As part of an effort to withdraw its support for the economy, the central bank announced last week that it would start winding down its $120 billion per month bond-purchasing program in November, with the goal of ending it entirely by June. But it also signaled that it had no plans to raise interest rates in the near future, given the fact that millions of Americas are still out of work. Now, with the release of another month of worse-than-expected inflation data, it could face calls to act more quickly and decisively.

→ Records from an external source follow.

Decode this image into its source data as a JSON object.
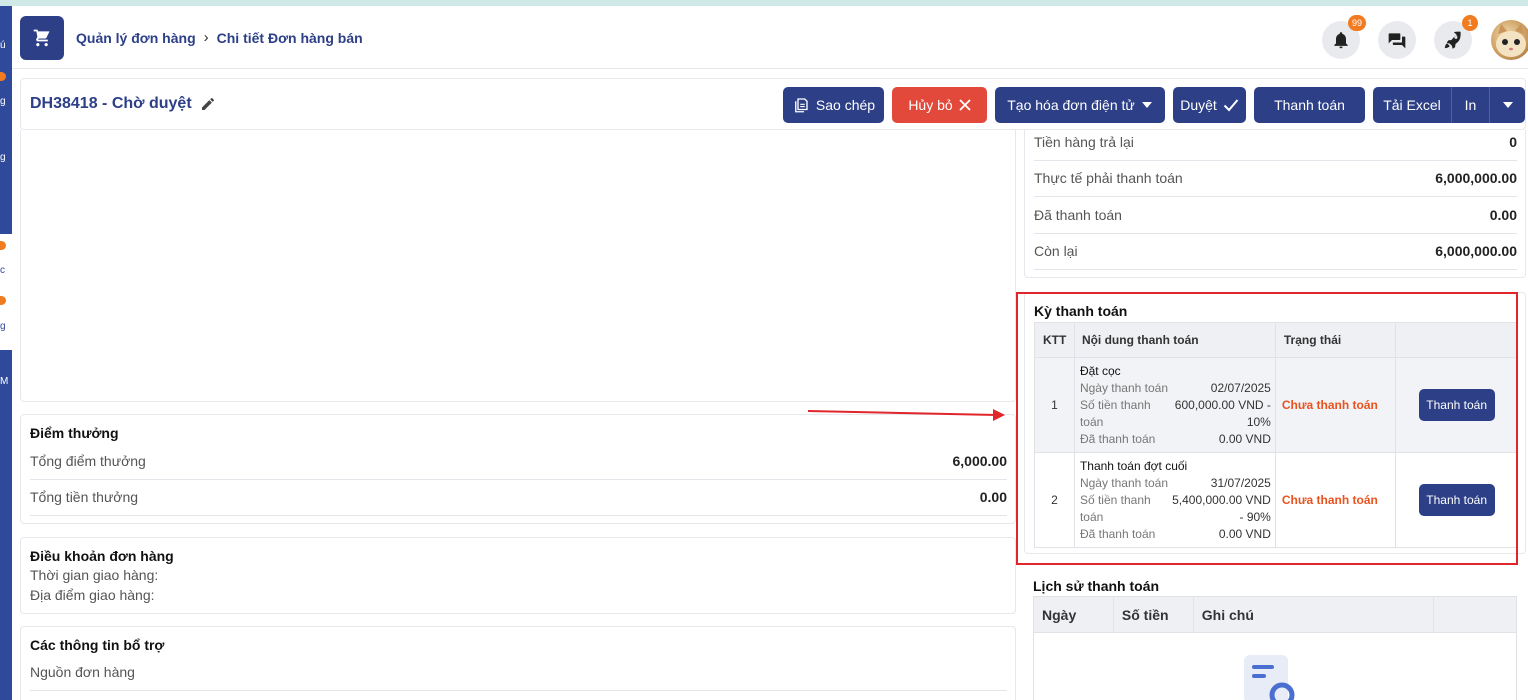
{
  "sidebar": {
    "letters": [
      "ú",
      "g",
      "g",
      "c",
      "g",
      "M"
    ]
  },
  "header": {
    "breadcrumb": [
      "Quản lý đơn hàng",
      "Chi tiết Đơn hàng bán"
    ],
    "notification_count": "99",
    "rocket_count": "1",
    "icons": [
      "cart-icon",
      "bell-icon",
      "chat-icon",
      "rocket-icon"
    ]
  },
  "order": {
    "title": "DH38418 - Chờ duyệt"
  },
  "toolbar": {
    "copy": "Sao chép",
    "cancel": "Hủy bỏ",
    "einvoice": "Tạo hóa đơn điện tử",
    "approve": "Duyệt",
    "pay": "Thanh toán",
    "excel": "Tải Excel",
    "print": "In"
  },
  "summary": {
    "rows": [
      {
        "label": "Tiền hàng trả lại",
        "value": "0"
      },
      {
        "label": "Thực tế phải thanh toán",
        "value": "6,000,000.00"
      },
      {
        "label": "Đã thanh toán",
        "value": "0.00"
      },
      {
        "label": "Còn lại",
        "value": "6,000,000.00"
      }
    ]
  },
  "points": {
    "title": "Điểm thưởng",
    "rows": [
      {
        "label": "Tổng điểm thưởng",
        "value": "6,000.00"
      },
      {
        "label": "Tổng tiền thưởng",
        "value": "0.00"
      }
    ]
  },
  "terms": {
    "title": "Điều khoản đơn hàng",
    "delivery_time": "Thời gian giao hàng:",
    "delivery_place": "Địa điểm giao hàng:"
  },
  "extra": {
    "title": "Các thông tin bổ trợ",
    "source": "Nguồn đơn hàng"
  },
  "payment_terms": {
    "title": "Kỳ thanh toán",
    "headers": [
      "KTT",
      "Nội dung thanh toán",
      "Trạng thái",
      ""
    ],
    "labels": {
      "date": "Ngày thanh toán",
      "amount": "Số tiền thanh toán",
      "paid": "Đã thanh toán"
    },
    "rows": [
      {
        "no": "1",
        "name": "Đặt cọc",
        "date": "02/07/2025",
        "amount": "600,000.00 VND - 10%",
        "paid": "0.00 VND",
        "status": "Chưa thanh toán",
        "action": "Thanh toán"
      },
      {
        "no": "2",
        "name": "Thanh toán đợt cuối",
        "date": "31/07/2025",
        "amount": "5,400,000.00 VND - 90%",
        "paid": "0.00 VND",
        "status": "Chưa thanh toán",
        "action": "Thanh toán"
      }
    ]
  },
  "payment_history": {
    "title": "Lịch sử thanh toán",
    "headers": [
      "Ngày",
      "Số tiền",
      "Ghi chú",
      ""
    ]
  },
  "colors": {
    "primary": "#2c3f87",
    "danger": "#e2493a",
    "status": "#e8531f",
    "annotation": "#e0262b"
  }
}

“It is hard to see how the Fed will be able to stay on the sidelines much longer,” Matthew Sherwood of the Economist Intelligence Unit told Fox Business. Katherine Judge of CIBC Economics said that the latest data “will leave more doubts in the Fed’s mind about how long they can let this inflation run.”

The Fed is in an increasingly difficult position, though, with its dual mandate of fighting inflation and promoting employment pulling in opposite directions. Persistent inflation could push the bank to raise interest rates sooner than it wants, but doing so could slow the recovery and the much-needed growth in payrolls.

What comes next: Many experts think inflation will continue to be a problem, at least in the near term. “This is going to get worse before it gets better,” Diane Swonk, chief economist at Grant Thornton, told The Washington Post.

Ian Shepherdson, chief U.S. economist at High Frequency Economics, put some numbers on the gloomy outlook. “I hate to say this, but October's core CPI is just a taster,” he tweeted, referring to the core consumer price index, which rose 4.6% in October. “The next few months are going to be horrible. The y/y core rate is headed for 6-6.5% over the next three months, and it could even hit 7%.”

At the same time, Shepherdson said that he expects things to improve significantly in the medium term. “I still think as a base case that inflation will be *way* lower a year from now,” he said.

The Washington Post’s Heather Long was a bit more ambiguous. “No one really knows how this is going to end,” she tweeted. “The ‘consensus’ is inflation will be very high through the winter and spring. Then start to moderate. But if Fed, [White House] & Wall Street are wrong, it will get messy. And Fed will have to act (i.e. raise interest rates) in 2022.”